The debate over whether college is worth its high cost has been argued in the last couple of years, primarily due to the high costs of attending, the dismal unemployment rate, and the sluggish economy. Many people are concerned that our society, schools, and academia, are pushing way too many kids toward higher education without determining their college readiness or the value of that investment. It seems as if today’s undergraduate degree is yesterday’s high school degree and that having a BA or BS doesn’t offer much job security. Many young people go to college because it is expected; often times their secondary schools do little to encourage or offer viable options and related skills. Therefore it seems logical that parents and students need to take a realistic look at what college graduates can expect once they graduate. Is the ever-rising cost of college a smart investment for young people?
Most of these discussions about the value of college do not include college readiness-but they should. If a student goes to college only because she is expected to or because she cannot think of anything else to do, then college is not a good investment. If that student is not ready for college, for whatever reason, she needs to pursue something else-gap time, job, military, apprenticeships, etc. – until she decides she is motivated, serious, ready, willing, and able.
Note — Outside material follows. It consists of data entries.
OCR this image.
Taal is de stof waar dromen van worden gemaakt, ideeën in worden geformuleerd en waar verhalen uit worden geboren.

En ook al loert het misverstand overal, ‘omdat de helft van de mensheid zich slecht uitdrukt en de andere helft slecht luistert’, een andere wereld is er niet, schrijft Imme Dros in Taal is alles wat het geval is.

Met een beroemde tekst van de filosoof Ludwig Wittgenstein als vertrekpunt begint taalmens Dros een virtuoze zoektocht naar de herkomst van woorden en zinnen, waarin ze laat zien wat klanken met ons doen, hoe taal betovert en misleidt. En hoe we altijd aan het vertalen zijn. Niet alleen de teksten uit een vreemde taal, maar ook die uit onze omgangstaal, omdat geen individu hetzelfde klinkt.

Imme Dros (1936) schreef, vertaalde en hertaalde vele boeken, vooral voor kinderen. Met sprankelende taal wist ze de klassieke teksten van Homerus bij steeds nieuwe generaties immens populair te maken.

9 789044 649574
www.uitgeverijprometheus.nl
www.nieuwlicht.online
Even when that student decides she seriously wants to pursue a degree, the question still remains: Is college a good value. A recent report by Georgetown University’s Center on Education and the Workforce ascertains that while employment and earnings for college graduates is down from past years, “extensive research, ours (the Center) included, finds that a college degree is still worth it.” The report continues: “A Bachelor’s degree is one of the best weapons a job seeker can wield in the fight for employment and earnings….Unemployment for students with new Bachelor’s degrees is an unacceptable 8.9 percent, but it’s a catastrophic 22.9 percent for job seekers with a recent high school diploma-and an almost unthinkable 31.5 percent for recent high school dropouts.”
The report goes on to explain that the choice of major makes a big difference. Some of the major findings in the report: “1) Choice of major substantially affects employment prospects and earnings. 2) People who make technology are better off than people who use technology. 3) In general, majors that are linked to occupations have better employment prospects than majors focused on general skills.”
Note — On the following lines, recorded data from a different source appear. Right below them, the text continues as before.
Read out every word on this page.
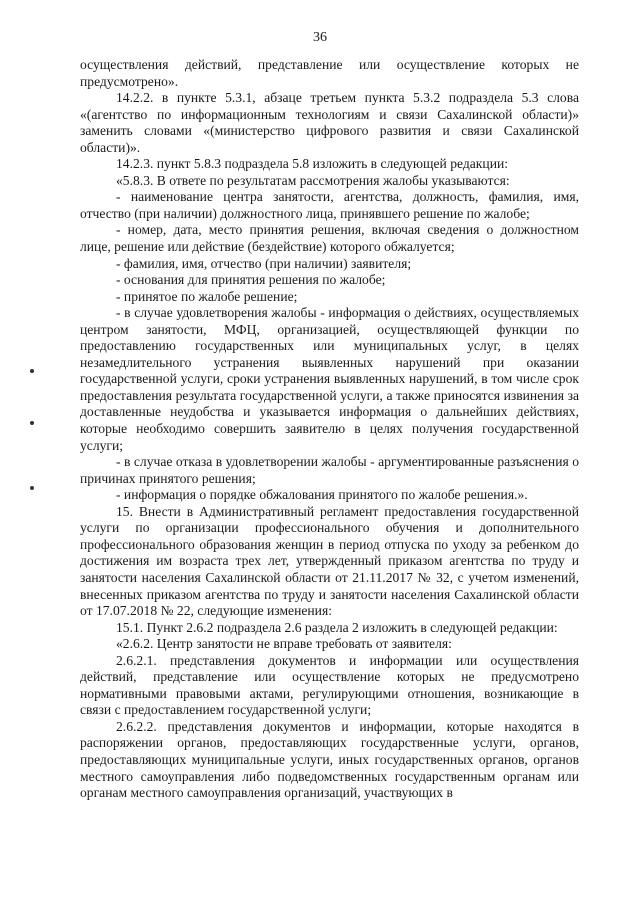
36

осуществления действий, представление или осуществление которых не предусмотрено».

14.2.2. в пункте 5.3.1, абзаце третьем пункта 5.3.2 подраздела 5.3 слова «(агентство по информационным технологиям и связи Сахалинской области)» заменить словами «(министерство цифрового развития и связи Сахалинской области)».

14.2.3. пункт 5.8.3 подраздела 5.8 изложить в следующей редакции:

«5.8.3. В ответе по результатам рассмотрения жалобы указываются:

- наименование центра занятости, агентства, должность, фамилия, имя, отчество (при наличии) должностного лица, принявшего решение по жалобе;

- номер, дата, место принятия решения, включая сведения о должностном лице, решение или действие (бездействие) которого обжалуется;

- фамилия, имя, отчество (при наличии) заявителя;

- основания для принятия решения по жалобе;

- принятое по жалобе решение;

- в случае удовлетворения жалобы - информация о действиях, осуществляемых центром занятости, МФЦ, организацией, осуществляющей функции по предоставлению государственных или муниципальных услуг, в целях незамедлительного устранения выявленных нарушений при оказании государственной услуги, сроки устранения выявленных нарушений, в том числе срок предоставления результата государственной услуги, а также приносятся извинения за доставленные неудобства и указывается информация о дальнейших действиях, которые необходимо совершить заявителю в целях получения государственной услуги;

- в случае отказа в удовлетворении жалобы - аргументированные разъяснения о причинах принятого решения;

- информация о порядке обжалования принятого по жалобе решения.».

15. Внести в Административный регламент предоставления государственной услуги по организации профессионального обучения и дополнительного профессионального образования женщин в период отпуска по уходу за ребенком до достижения им возраста трех лет, утвержденный приказом агентства по труду и занятости населения Сахалинской области от 21.11.2017 № 32, с учетом изменений, внесенных приказом агентства по труду и занятости населения Сахалинской области от 17.07.2018 № 22, следующие изменения:

15.1. Пункт 2.6.2 подраздела 2.6 раздела 2 изложить в следующей редакции:

«2.6.2. Центр занятости не вправе требовать от заявителя:

2.6.2.1. представления документов и информации или осуществления действий, представление или осуществление которых не предусмотрено нормативными правовыми актами, регулирующими отношения, возникающие в связи с предоставлением государственной услуги;

2.6.2.2. представления документов и информации, которые находятся в распоряжении органов, предоставляющих государственные услуги, органов, предоставляющих муниципальные услуги, иных государственных органов, органов местного самоуправления либо подведомственных государственным органам или органам местного самоуправления организаций, участвующих в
While that may be true, also consider that many employers are looking only for the degree itself as an indicator of basic skill levels and maturity, often with the assumption that the employer will provide actual job training. It also is important to remember that there are several careers that do not necessarily require college degrees, but do require on-the-job training.
The point remains that college is worth it if the student is motivated, serious, and ready for college. Determining that college readiness is the first step.